According to Adam Schefter of ESPN, the 49ers traded a conditional seventh-round pick in 2015 for Martin’s services.
As Schefter notes, the only way the Dolphins get the pick from the 49ers is if Martin is on San Francisco’s opening-day roster in September. At the moment, there’s no guarantee he will be, yet a lot can change from now until the start of the 2014 season.
If Martin wants to rehab his image and make a name for himself in the NFL, reuniting with head coach Jim Harbaugh is the best thing that could have happened to him. Why? Because Harbaugh believes San Francisco’s locker room is similar to Stanford's.
Here’s what was said when investigator Ted Wells interviewed Harbaugh for the Ted Wells report, via Michael David Smith of Pro Football Talk:
Coach Harbaugh emphasized that he never doubted Martin’s physical or mental toughness, and he believes that Martin can continue to have a successful career in the NFL. Coach Harbaugh also said that the atmosphere in the Stanford locker room, in his view, was not materially different from that of the San Francisco 49ers’ locker room.

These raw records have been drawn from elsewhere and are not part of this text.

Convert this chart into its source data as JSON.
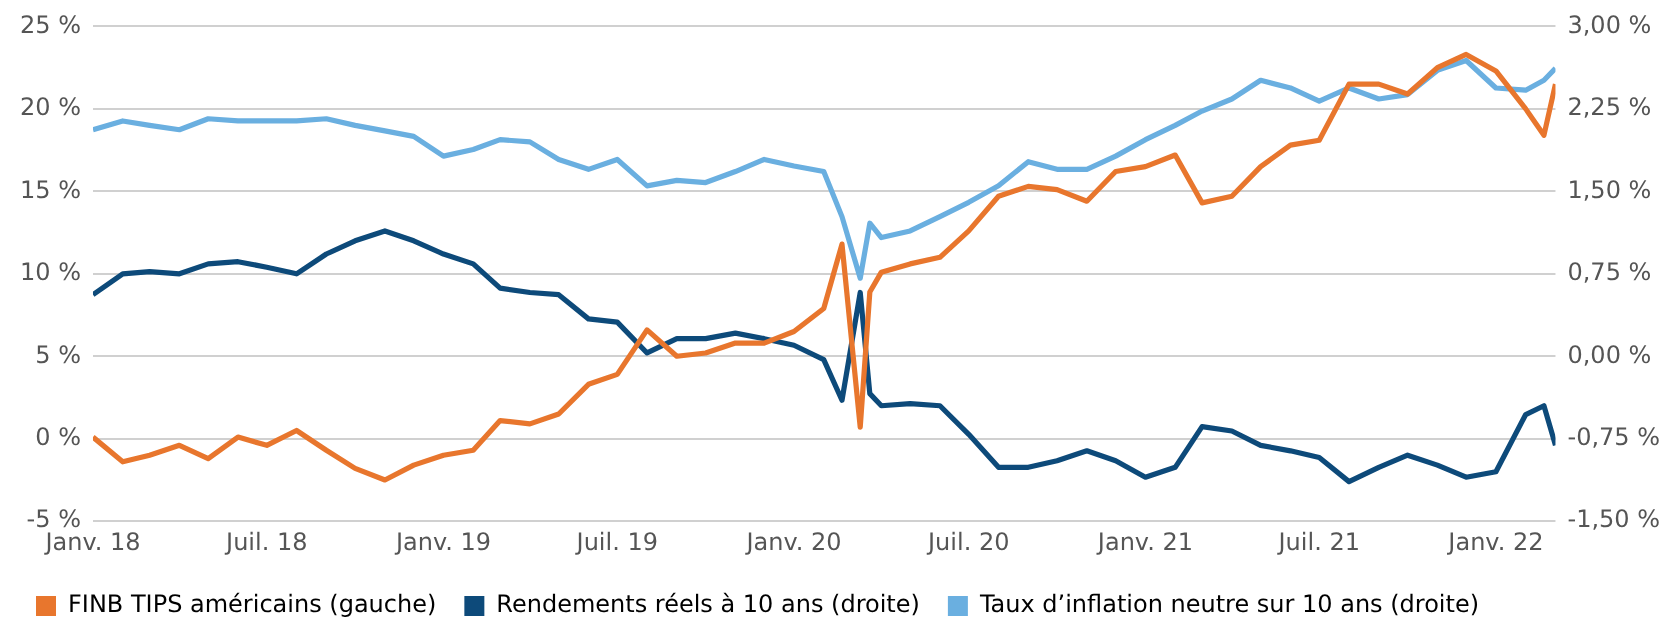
{
  "chart_data": {
    "type": "line",
    "x": [
      "2018-01-01",
      "2018-02-01",
      "2018-03-01",
      "2018-04-01",
      "2018-05-01",
      "2018-06-01",
      "2018-07-01",
      "2018-08-01",
      "2018-09-01",
      "2018-10-01",
      "2018-11-01",
      "2018-12-01",
      "2019-01-01",
      "2019-02-01",
      "2019-03-01",
      "2019-04-01",
      "2019-05-01",
      "2019-06-01",
      "2019-07-01",
      "2019-08-01",
      "2019-09-01",
      "2019-10-01",
      "2019-11-01",
      "2019-12-01",
      "2020-01-01",
      "2020-02-01",
      "2020-02-20",
      "2020-03-10",
      "2020-03-20",
      "2020-04-01",
      "2020-05-01",
      "2020-06-01",
      "2020-07-01",
      "2020-08-01",
      "2020-09-01",
      "2020-10-01",
      "2020-11-01",
      "2020-12-01",
      "2021-01-01",
      "2021-02-01",
      "2021-03-01",
      "2021-04-01",
      "2021-05-01",
      "2021-06-01",
      "2021-07-01",
      "2021-08-01",
      "2021-09-01",
      "2021-10-01",
      "2021-11-01",
      "2021-12-01",
      "2022-01-01",
      "2022-02-01",
      "2022-02-20",
      "2022-03-04"
    ],
    "series": [
      {
        "name": "FINB TIPS américains (gauche)",
        "color": "#e8762d",
        "values": [
          0.1,
          -1.4,
          -1.0,
          -0.4,
          -1.2,
          0.1,
          -0.4,
          0.5,
          -0.7,
          -1.8,
          -2.5,
          -1.6,
          -1.0,
          -0.7,
          1.1,
          0.9,
          1.5,
          3.3,
          3.9,
          6.6,
          5.0,
          5.2,
          5.8,
          5.8,
          6.5,
          7.9,
          11.8,
          0.7,
          8.9,
          10.1,
          10.6,
          11.0,
          12.6,
          14.7,
          15.3,
          15.1,
          14.4,
          16.2,
          16.5,
          17.2,
          14.3,
          14.7,
          16.5,
          17.8,
          18.1,
          21.5,
          21.5,
          20.9,
          22.5,
          23.3,
          22.3,
          20.0,
          18.4,
          21.5
        ]
      },
      {
        "name": "Rendements réels à 10 ans (droite)",
        "color": "#0d4a7a",
        "axis": "y2",
        "values": [
          0.56,
          0.75,
          0.77,
          0.75,
          0.84,
          0.86,
          0.81,
          0.75,
          0.93,
          1.05,
          1.14,
          1.05,
          0.93,
          0.84,
          0.62,
          0.58,
          0.56,
          0.34,
          0.31,
          0.03,
          0.16,
          0.16,
          0.21,
          0.16,
          0.1,
          -0.03,
          -0.4,
          0.58,
          -0.34,
          -0.45,
          -0.43,
          -0.45,
          -0.71,
          -1.01,
          -1.01,
          -0.95,
          -0.86,
          -0.95,
          -1.1,
          -1.01,
          -0.64,
          -0.68,
          -0.81,
          -0.86,
          -0.92,
          -1.14,
          -1.01,
          -0.9,
          -0.99,
          -1.1,
          -1.05,
          -0.53,
          -0.45,
          -0.81
        ]
      },
      {
        "name": "Taux d’inflation neutre sur 10 ans (droite)",
        "color": "#6aafe0",
        "axis": "y2",
        "values": [
          2.06,
          2.14,
          2.1,
          2.06,
          2.16,
          2.14,
          2.14,
          2.14,
          2.16,
          2.1,
          2.05,
          2.0,
          1.82,
          1.88,
          1.97,
          1.95,
          1.79,
          1.7,
          1.79,
          1.55,
          1.6,
          1.58,
          1.68,
          1.79,
          1.73,
          1.68,
          1.27,
          0.71,
          1.21,
          1.08,
          1.14,
          1.27,
          1.4,
          1.55,
          1.77,
          1.7,
          1.7,
          1.82,
          1.97,
          2.1,
          2.23,
          2.34,
          2.51,
          2.44,
          2.32,
          2.44,
          2.34,
          2.38,
          2.6,
          2.69,
          2.44,
          2.42,
          2.51,
          2.62
        ]
      }
    ],
    "xlim": [
      "2018-01-01",
      "2022-03-04"
    ],
    "xticks": [
      {
        "value": "2018-01-01",
        "label": "Janv. 18"
      },
      {
        "value": "2018-07-01",
        "label": "Juil. 18"
      },
      {
        "value": "2019-01-01",
        "label": "Janv. 19"
      },
      {
        "value": "2019-07-01",
        "label": "Juil. 19"
      },
      {
        "value": "2020-01-01",
        "label": "Janv. 20"
      },
      {
        "value": "2020-07-01",
        "label": "Juil. 20"
      },
      {
        "value": "2021-01-01",
        "label": "Janv. 21"
      },
      {
        "value": "2021-07-01",
        "label": "Juil. 21"
      },
      {
        "value": "2022-01-01",
        "label": "Janv. 22"
      }
    ],
    "ylim": [
      -5,
      25
    ],
    "yticks": [
      {
        "value": -5,
        "label": "-5 %"
      },
      {
        "value": 0,
        "label": "0 %"
      },
      {
        "value": 5,
        "label": "5 %"
      },
      {
        "value": 10,
        "label": "10 %"
      },
      {
        "value": 15,
        "label": "15 %"
      },
      {
        "value": 20,
        "label": "20 %"
      },
      {
        "value": 25,
        "label": "25 %"
      }
    ],
    "y2lim": [
      -1.5,
      3.0
    ],
    "y2ticks": [
      {
        "value": -1.5,
        "label": "-1,50 %"
      },
      {
        "value": -0.75,
        "label": "-0,75 %"
      },
      {
        "value": 0,
        "label": "0,00 %"
      },
      {
        "value": 0.75,
        "label": "0,75 %"
      },
      {
        "value": 1.5,
        "label": "1,50 %"
      },
      {
        "value": 2.25,
        "label": "2,25 %"
      },
      {
        "value": 3.0,
        "label": "3,00 %"
      }
    ],
    "grid": "y",
    "legend": "bottom",
    "marker": "none"
  }
}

Martin should be jumping for joy if that truly is the case. Not only does he get the fresh start he desperately needed, but he also gets to go to a familiar environment. Shoot, even a few of the 49ers offensive linemen have chimed in and welcomed the third-year pro with open arms.
Despite some chatter that Martin isn’t strong enough to take life in the NFL, it seems like Coach Harbaugh, general manager Trent Baalke and the players believe his skill set will be an asset to the 49ers.

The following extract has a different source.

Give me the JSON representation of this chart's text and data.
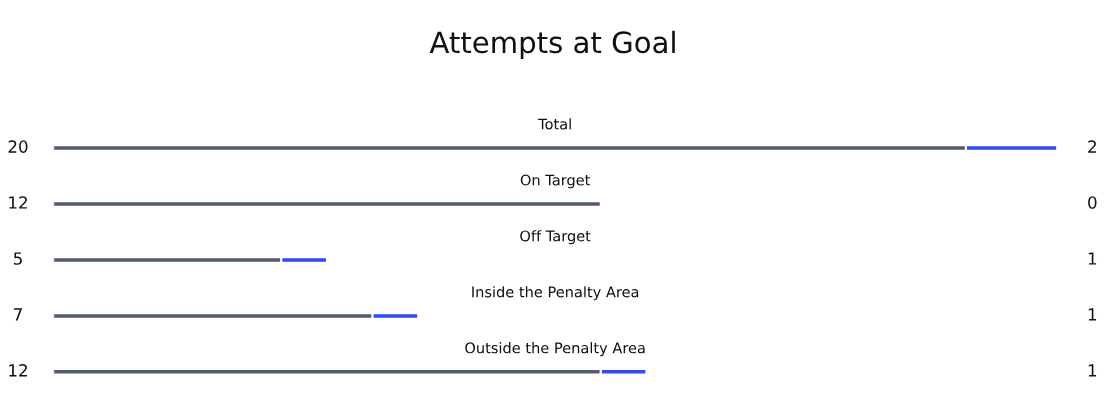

While Martin’s play has mostly been viewed as a disappointment through two seasons, he did string together a couple of impressive performances in 2013. According to the analysts at Pro Football Focus (subscription required), he tallied a plus-1.2 grade overall against the Indianapolis Colts (Week 2) and a plus-0.7 grade overall versus the Atlanta Falcons (Week 3).
During those two starts, Martin surrendered one quarterback sack, zero quarterback hits and two quarterback hurries. Even though the sample size was incredibly small last year, he flashed the necessary talent to be seen as a solid contributor in the NFL.
Nonetheless, Martin still has a long way to go before he lives up to his lofty draft status. He needs to become a more consistent player. In 2012 and 2013, there were too many periods where he would have a fine showing one week and completely bomb the following week.
The second thing Martin needs to do is be more of a physical player at the point of attack. When you go back and watch the tape, it’s evident that he gets pushed around far too often in the run game. Per PFF, he amassed a minus-6.0 run-block grade in 2012 and a minus-5.5 in 2013.
The good news is, the 49ers have one of the best offensive coaching staffs in the league. This, in turn, will aid Martin’s development if he takes to the coaching. Since Harbaugh and co. rolled into town, they have coached up young players like Anthony Davis, Alex Boone and Daniel Kilgore.
Could Martin be the next offensive lineman coached up by San Francisco’s staff?
Obviously, we won’t know the answer to that question until a later date, yet all it takes is one team to trust in a particular player. And as I mentioned before, Coach Harbaugh has already said he “believes Martin can continue to have a successful career in the NFL.”
In time, this sentiment could end up being true, but let’s not forget Martin still has to make the 53-man roster. This means he will have to supplant one of San Francisco’s backups in training camp, which is no easy task.
Adam Snyder, Joe Looney and Carter Bykowski have all been with the 49ers for at least one season, so they have a leg up in terms of familiarity and coaching. Nevertheless, Martin does have the on-the-field talent to unseat Snyder and Bykowski. Furthermore, he has tremendous upside and offers versatility as a swing tackle, the same role Snyder played in 2013.
With that being said, Martin reuniting with Harbaugh is the best-case scenario for his career. Yes, he will have to earn his stripes and make a name for himself, but that should be a whole lot easier now that he has escaped a futile locker room.
Kudos to Harbaugh and Baalke; the trade is a low-risk, high-reward deal that could pay immediate dividends.